En devenant un super régulateur, le CSA fera-t-il regretter l'Hadopi ?

Présenté en Conseil des ministres en juin, le projet de loi sur la Création devrait accorder des larges pouvoirs au gendarme de l'audiovisuel, notamment sur les contenus diffusés sur le web. Le CSA va t-il imposer aux FAI d'activer par défaut dans les box un système de filtrage ?
Peu à peu, Aurélie Filippetti met en forme son projet de créer en France, comme c’est le cas aux États-Unis avec la FCC (Commission fédérale des communications), un régulateur unique dont le pouvoir s’étendra à l’audiovisuel, Internet et aux télécommunications. Ces modifications sur le fond sont au cœur de la Loi Création qui sera présentée en Conseil des ministres en juin prochain pour une mise en place en 2015.

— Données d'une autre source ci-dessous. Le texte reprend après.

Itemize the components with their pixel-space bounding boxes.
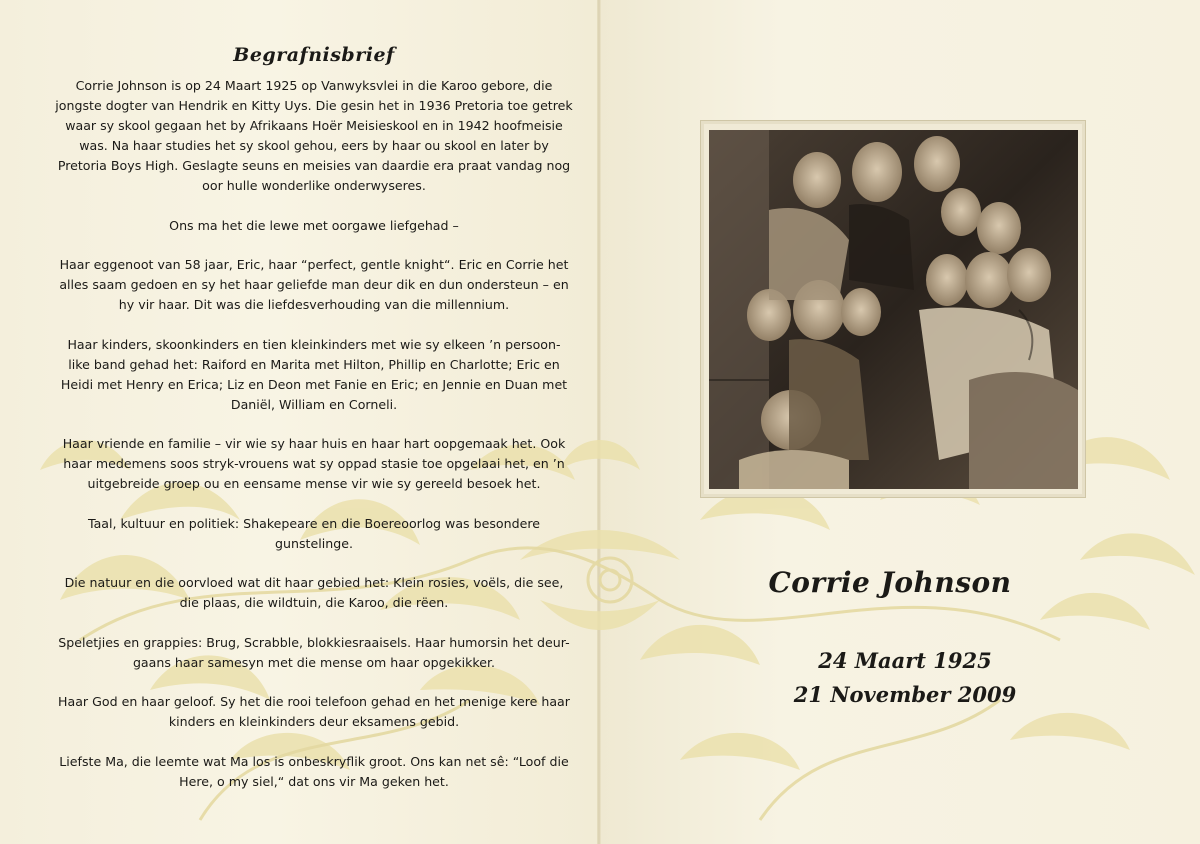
text-line: uitgebreide groep ou en eensame mense vir wie sy gereeld besoek het. [87,476,541,491]
paragraph-biography [40,76,588,196]
birth-date: 24 Maart 1925 [818,648,992,673]
paragraph-culture [40,514,588,554]
text-line: jongste dogter van Hendrik en Kitty Uys. Die gesin het in 1936 Pretoria toe getrek [55,98,573,113]
text-line: waar sy skool gegaan het by Afrikaans Hoër Meisieskool en in 1942 hoofmeisie [65,118,563,133]
paragraph-farewell [40,752,588,792]
funeral-letter [40,44,588,811]
paragraph-faith [40,692,588,732]
text-line: Daniël, William en Corneli. [230,396,398,412]
death-date: 21 November 2009 [793,682,1017,707]
paragraph-intro [40,216,588,236]
paragraph-children [40,335,588,415]
text-line: Haar kinders, skoonkinders en tien kleinkinders met wie sy elkeen ’n persoon- [67,336,561,352]
text-line: kinders en kleinkinders deur eksamens gebid. [168,714,460,729]
text-line: Corrie Johnson is op 24 Maart 1925 op Vanwyksvlei in die Karoo gebore, die [75,78,553,93]
paragraph-games [40,633,588,673]
text-line: Taal, kultuur en politiek: Shakepeare en die Boereoorlog was besondere [87,515,541,531]
text-line: gaans haar samesyn met die mense om haar opgekikker. [132,654,496,670]
text-line: Haar God en haar geloof. Sy het die rooi telefoon gehad en het menige kere haar [58,694,570,709]
family-photo-icon [709,130,1078,489]
text-line: Speletjies en grappies: Brug, Scrabble, blokkiesraaisels. Haar humorsin het deur- [58,634,570,650]
deceased-name: Corrie Johnson [768,566,1012,599]
text-line: Pretoria Boys High. Geslagte seuns en meisies van daardie era praat vandag nog [57,158,571,173]
text-line: alles saam gedoen en sy het haar geliefde man deur dik en dun ondersteun – en [59,277,569,292]
text-line: was. Na haar studies het sy skool gehou, eers by haar ou skool en later by [79,138,549,153]
text-line: hy vir haar. Dit was die liefdesverhouding van die millennium. [118,297,510,312]
text-line: Heidi met Henry en Erica; Liz en Deon met Fanie en Eric; en Jennie en Duan met [60,376,568,392]
paragraph-husband [40,255,588,315]
letter-title: Begrafnisbrief [233,44,395,66]
paragraph-friends [40,434,588,494]
text-line: Haar eggenoot van 58 jaar, Eric, haar “perfect, gentle knight“. Eric en Corrie het [59,257,569,272]
text-line: die plaas, die wildtuin, die Karoo, die rëen. [179,595,449,610]
text-line: Die natuur en die oorvloed wat dit haar gebied het: Klein rosies, voëls, die see, [64,575,564,590]
paragraph-nature [40,573,588,613]
text-line: gunstelinge. [275,535,353,551]
text-line: haar medemens soos stryk-vrouens wat sy oppad stasie toe opgelaai het, en ’n [63,456,565,471]
text-line: like band gehad het: Raiford en Marita met Hilton, Phillip en Charlotte; Eric en [68,356,560,372]
text-line: oor hulle wonderlike onderwyseres. [202,178,426,193]
text-line: Liefste Ma, die leemte wat Ma los is onbeskryflik groot. Ons kan net sê: “Loof die [59,753,569,769]
text-line: Haar vriende en familie – vir wie sy haar huis en haar hart oopgemaak het. Ook [62,436,566,451]
text-line: Ons ma het die lewe met oorgawe liefgehad – [169,217,459,233]
text-line: Here, o my siel,“ dat ons vir Ma geken het. [179,773,449,789]
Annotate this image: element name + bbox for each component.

BFM Business a obtenu une copie du texte qui sera proposée. Il confirme l’intention de faire du CSA le juge et le gendarme de l’ensemble des médias sur lesquels peut être diffusée une œuvre? C'est-à-dire les TV, les PC, les appareils mobiles, mais aussi les consoles de jeux et les magasins d'applis en ligne. Tous les services diffusés par ces appareils seront, selon les informations rapportées par BFM Business, visé par ce nouveau Conseil supérieur de l’audiovisuel qui, peut-être, devra changer sa dénomination.
Les équipes d’Olivier Schrameck, président du CSA, devront élargir leurs compétences au-delà de « l’ancêtre d’Internet », comme la télévision est surnommée par les Guignols de l’info.
Un filtrage par défaut ?
Selon les révélations de BFM Business, le CSA sera à la fois un gendarme chargé de punir et de faire respecter la loi, un arbitre entre les différents acteurs et un régulateur. Sur ce dernier rôle, le site d’information économique voit cette régulation comme une « épée de bois » puisque le CSA « n'aura aucun pouvoir concret, à part adresser des recommandations au gouvernement, et exercer toute mission de conciliation ».
Ainsi, comme le rapport Lescure le proposait, le gouvernement désire confier au CSA les pouvoirs de l’Hadopi qui viendront s’ajouter à son actuelle mission qui est de « veiller au respect par les services audiovisuels, de la protection de l’enfance et de l’adolescence, de la dignité de la personne humaine, et de l’interdiction de l’incitation à la haine ou à la violence pour des raisons, de race, de sexe, de meurs, de religion ou de nationalité ». Cette vocation s’étendra donc à l’Internet et c’est cette nouvelle responsabilité qui pourrait lui attirer les foudres des internautes.
L’inquiétude repose d’abord sur les moyens mis en œuvre pour parvenir à remplir cette mission qui peuvent s'effectuer par un flltrage de l’accès au web par des systèmes de contrôle parental activés par défaut sur les box par les fournisseurs d’accès. Jusqu’à présent, la loi impose d’installer ce dispositif dont l’activation dépend uniquement du choix de l’utilisateur.
Pour le CNNum, le filtrage doit être une mesure d'exception
Certes, le texte de BFM Business n’évoque pas cette option formellement. Mais elle reste possible d’autant que déjà, une loi impose aux opérateurs de fournir un service qui n’est activé que volontairement. Le sera-t-il par défaut comme c’est le cas en Grande-Bretagne pour protéger les enfants de la pornographie en ligne ? En France, quels sont les sites et les contenus qui seront filtrés ?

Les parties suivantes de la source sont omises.